Every `record_outcome` response includes an EdDSA JWT. The public key lives at `https://api.stryda.ai/api/.well-known/jwks.json`. The SDK's verifier:

```python
from stryda_sdk import fetch_jwks, verify_attestation

jwks = fetch_jwks("https://api.stryda.ai")  # cache this
claims = verify_attestation(record.attestation, jwks, audience="mcp-governance")
# claims["audit_id"], claims["tool"], claims["decision"], claims["sub"] (user_id), …
```

No Stryda-specific format — any JWT library that understands `EdDSA` with `Ed25519` will verify these tokens against the JWKS. `PyJWT[crypto]` works out of the box:

```python
import jwt, httpx
jwks = httpx.get("https://api.stryda.ai/api/.well-known/jwks.json").json()
claims = jwt.decode(
    record.attestation,
    key=jwt.algorithms.OKPAlgorithm.from_jwk(
        next(k for k in jwks["keys"] if k["kid"] == record.attestation_kid)
    ),
    algorithms=["EdDSA"],
    audience="mcp-governance",
)
```

## Error model

| Exception | Meaning |
| --- | --- |
| `StrydaError` | Transport or HTTP error from the control plane. |
| `PolicyDenied` | `check_action` returned `denied`. Do not execute the tool. |
| `PendingApproval` | `check_action` returned `escalated`. Surface `escalation_id` to the user / agent loop. |

`governed()` raises the first two for you. If `execute()` raises, `record_outcome` is still called with `outcome="error"` before the exception propagates. If both the tool and `record_outcome` fail, the tool exception wins — a best-effort audit write should not shadow the real error.

## What this SDK does *not* do

- It does not proxy your API calls.
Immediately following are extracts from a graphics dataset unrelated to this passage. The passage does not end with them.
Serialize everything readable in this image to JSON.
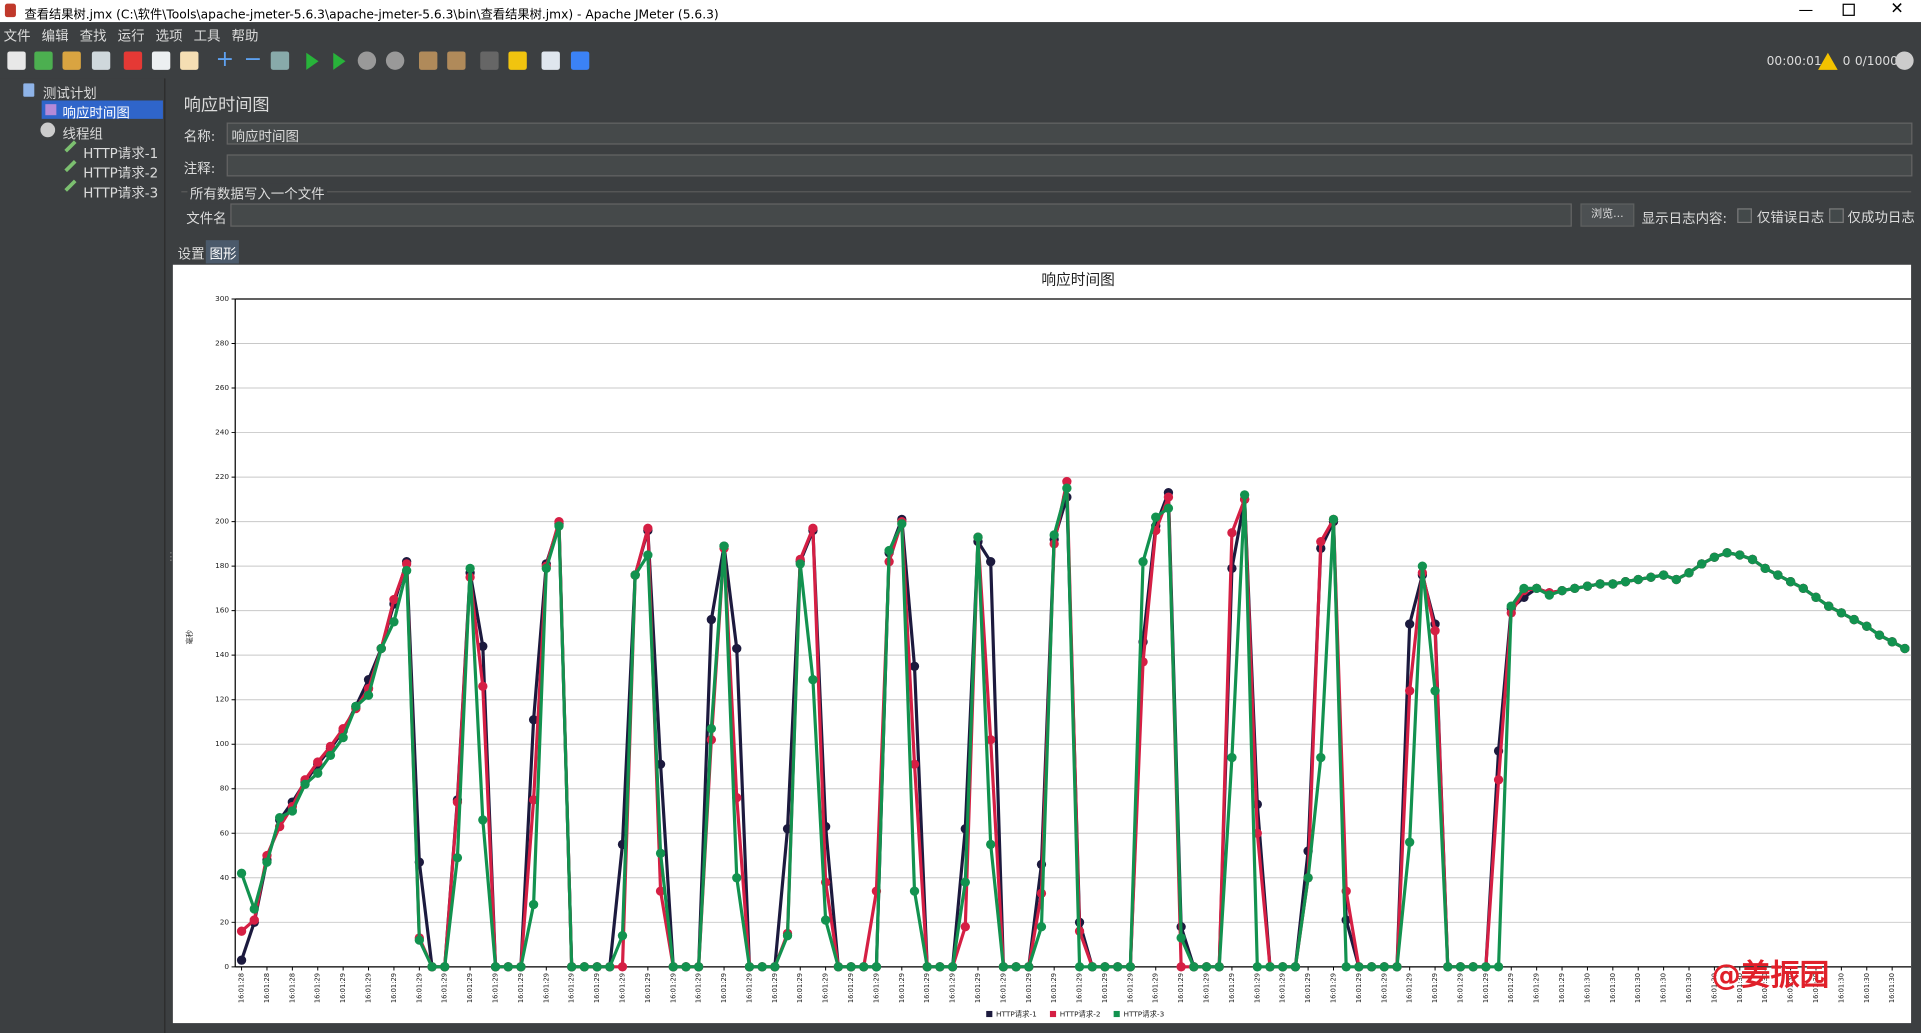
{
  "window": {
    "title": "查看结果树.jmx (C:\\软件\\Tools\\apache-jmeter-5.6.3\\apache-jmeter-5.6.3\\bin\\查看结果树.jmx) - Apache JMeter (5.6.3)",
    "menu": [
      "文件",
      "编辑",
      "查找",
      "运行",
      "选项",
      "工具",
      "帮助"
    ],
    "status": {
      "time": "00:00:01",
      "warnings": 0,
      "threads": "0/1000"
    }
  },
  "tree": {
    "items": [
      "测试计划",
      "响应时间图",
      "线程组",
      "HTTP请求-1",
      "HTTP请求-2",
      "HTTP请求-3"
    ]
  },
  "panel": {
    "title": "响应时间图",
    "name_label": "名称:",
    "name_value": "响应时间图",
    "comment_label": "注释:",
    "file_section": "所有数据写入一个文件",
    "file_label": "文件名",
    "browse": "浏览...",
    "log_label": "显示日志内容:",
    "errors_only": "仅错误日志",
    "success_only": "仅成功日志",
    "tabs": [
      "设置",
      "图形"
    ]
  },
  "chart_data": {
    "type": "line",
    "title": "响应时间图",
    "y_label": "毫秒",
    "categories": [
      "16:01:28",
      null,
      "16:01:28",
      null,
      "16:01:28",
      null,
      "16:01:29",
      null,
      "16:01:29",
      null,
      "16:01:29",
      null,
      "16:01:29",
      null,
      "16:01:29",
      null,
      "16:01:29",
      null,
      "16:01:29",
      null,
      "16:01:29",
      null,
      "16:01:29",
      null,
      "16:01:29",
      null,
      "16:01:29",
      null,
      "16:01:29",
      null,
      "16:01:29",
      null,
      "16:01:29",
      null,
      "16:01:29",
      null,
      "16:01:29",
      null,
      "16:01:29",
      null,
      "16:01:29",
      null,
      "16:01:29",
      null,
      "16:01:29",
      null,
      "16:01:29",
      null,
      "16:01:29",
      null,
      "16:01:29",
      null,
      "16:01:29",
      null,
      "16:01:29",
      null,
      "16:01:29",
      null,
      "16:01:29",
      null,
      "16:01:29",
      null,
      "16:01:29",
      null,
      "16:01:29",
      null,
      "16:01:29",
      null,
      "16:01:29",
      null,
      "16:01:29",
      null,
      "16:01:29",
      null,
      "16:01:29",
      null,
      "16:01:29",
      null,
      "16:01:29",
      null,
      "16:01:29",
      null,
      "16:01:29",
      null,
      "16:01:29",
      null,
      "16:01:29",
      null,
      "16:01:29",
      null,
      "16:01:29",
      null,
      "16:01:29",
      null,
      "16:01:29",
      null,
      "16:01:29",
      null,
      "16:01:29",
      null,
      "16:01:29",
      null,
      "16:01:29",
      null,
      "16:01:29",
      null,
      "16:01:30",
      null,
      "16:01:30",
      null,
      "16:01:30",
      null,
      "16:01:30",
      null,
      "16:01:30",
      null,
      "16:01:30",
      null,
      "16:01:30",
      null,
      "16:01:30",
      null,
      "16:01:30",
      null,
      "16:01:30",
      null,
      "16:01:30",
      null,
      "16:01:30",
      null,
      "16:01:30",
      null
    ],
    "series": [
      {
        "name": "HTTP请求-1",
        "color": "#1c1a3e",
        "values": [
          3,
          20,
          48,
          66,
          74,
          83,
          91,
          98,
          106,
          117,
          129,
          143,
          163,
          182,
          47,
          0,
          0,
          75,
          177,
          144,
          0,
          0,
          0,
          111,
          181,
          199,
          0,
          0,
          0,
          0,
          55,
          176,
          196,
          91,
          0,
          0,
          0,
          156,
          189,
          143,
          0,
          0,
          0,
          62,
          182,
          196,
          63,
          0,
          0,
          0,
          0,
          186,
          201,
          135,
          0,
          0,
          0,
          62,
          191,
          182,
          0,
          0,
          0,
          46,
          192,
          211,
          20,
          0,
          0,
          0,
          0,
          146,
          198,
          213,
          18,
          0,
          0,
          0,
          179,
          210,
          73,
          0,
          0,
          0,
          52,
          188,
          200,
          21,
          0,
          0,
          0,
          0,
          154,
          176,
          154,
          0,
          0,
          0,
          0,
          97,
          161,
          166,
          170,
          168,
          169,
          170,
          171,
          172,
          172,
          173,
          174,
          175,
          176,
          174,
          177,
          181,
          184,
          186,
          185,
          183,
          179,
          176,
          173,
          170,
          166,
          162,
          159,
          156,
          153,
          149,
          146,
          143
        ]
      },
      {
        "name": "HTTP请求-2",
        "color": "#d51f44",
        "values": [
          16,
          21,
          50,
          63,
          72,
          84,
          92,
          99,
          107,
          116,
          125,
          143,
          165,
          181,
          13,
          0,
          0,
          74,
          175,
          126,
          0,
          0,
          0,
          75,
          180,
          200,
          0,
          0,
          0,
          0,
          0,
          176,
          197,
          34,
          0,
          0,
          0,
          102,
          188,
          76,
          0,
          0,
          0,
          15,
          183,
          197,
          38,
          0,
          0,
          0,
          34,
          182,
          200,
          91,
          0,
          0,
          0,
          18,
          193,
          102,
          0,
          0,
          0,
          33,
          190,
          218,
          16,
          0,
          0,
          0,
          0,
          137,
          196,
          211,
          0,
          0,
          0,
          0,
          195,
          210,
          60,
          0,
          0,
          0,
          40,
          191,
          201,
          34,
          0,
          0,
          0,
          0,
          124,
          177,
          151,
          0,
          0,
          0,
          0,
          84,
          159,
          169,
          170,
          168,
          169,
          170,
          171,
          172,
          172,
          173,
          174,
          175,
          176,
          174,
          177,
          181,
          184,
          186,
          185,
          183,
          179,
          176,
          173,
          170,
          166,
          162,
          159,
          156,
          153,
          149,
          146,
          143
        ]
      },
      {
        "name": "HTTP请求-3",
        "color": "#12924f",
        "values": [
          42,
          26,
          47,
          67,
          70,
          82,
          87,
          95,
          103,
          117,
          122,
          143,
          155,
          178,
          12,
          0,
          0,
          49,
          179,
          66,
          0,
          0,
          0,
          28,
          179,
          198,
          0,
          0,
          0,
          0,
          14,
          176,
          185,
          51,
          0,
          0,
          0,
          107,
          189,
          40,
          0,
          0,
          0,
          14,
          181,
          129,
          21,
          0,
          0,
          0,
          0,
          187,
          199,
          34,
          0,
          0,
          0,
          38,
          193,
          55,
          0,
          0,
          0,
          18,
          194,
          215,
          0,
          0,
          0,
          0,
          0,
          182,
          202,
          206,
          13,
          0,
          0,
          0,
          94,
          212,
          0,
          0,
          0,
          0,
          40,
          94,
          201,
          0,
          0,
          0,
          0,
          0,
          56,
          180,
          124,
          0,
          0,
          0,
          0,
          0,
          162,
          170,
          170,
          167,
          169,
          170,
          171,
          172,
          172,
          173,
          174,
          175,
          176,
          174,
          177,
          181,
          184,
          186,
          185,
          183,
          179,
          176,
          173,
          170,
          166,
          162,
          159,
          156,
          153,
          149,
          146,
          143
        ]
      }
    ],
    "ylim": [
      0,
      300
    ],
    "yticks": [
      0,
      20,
      40,
      60,
      80,
      100,
      120,
      140,
      160,
      180,
      200,
      220,
      240,
      260,
      280,
      300
    ],
    "grid": true
  },
  "watermark": "@姜振园"
}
Your process still talks to OpenAI / Stripe / Twilio directly.
- It does not cache decisions. A `denied` policy at T0 might be `authorized` at T1 after policy edits.
- It does not retry. Use the same `idempotency_key` on retries — the control plane will return the stored decision instead of re-escalating.

## Runtime requirements

- Python 3.10+.
- `httpx>=0.26`.
- `cryptography>=42` *only if* you use `verify_attestation` (extra: `stryda-sdk[verify]`).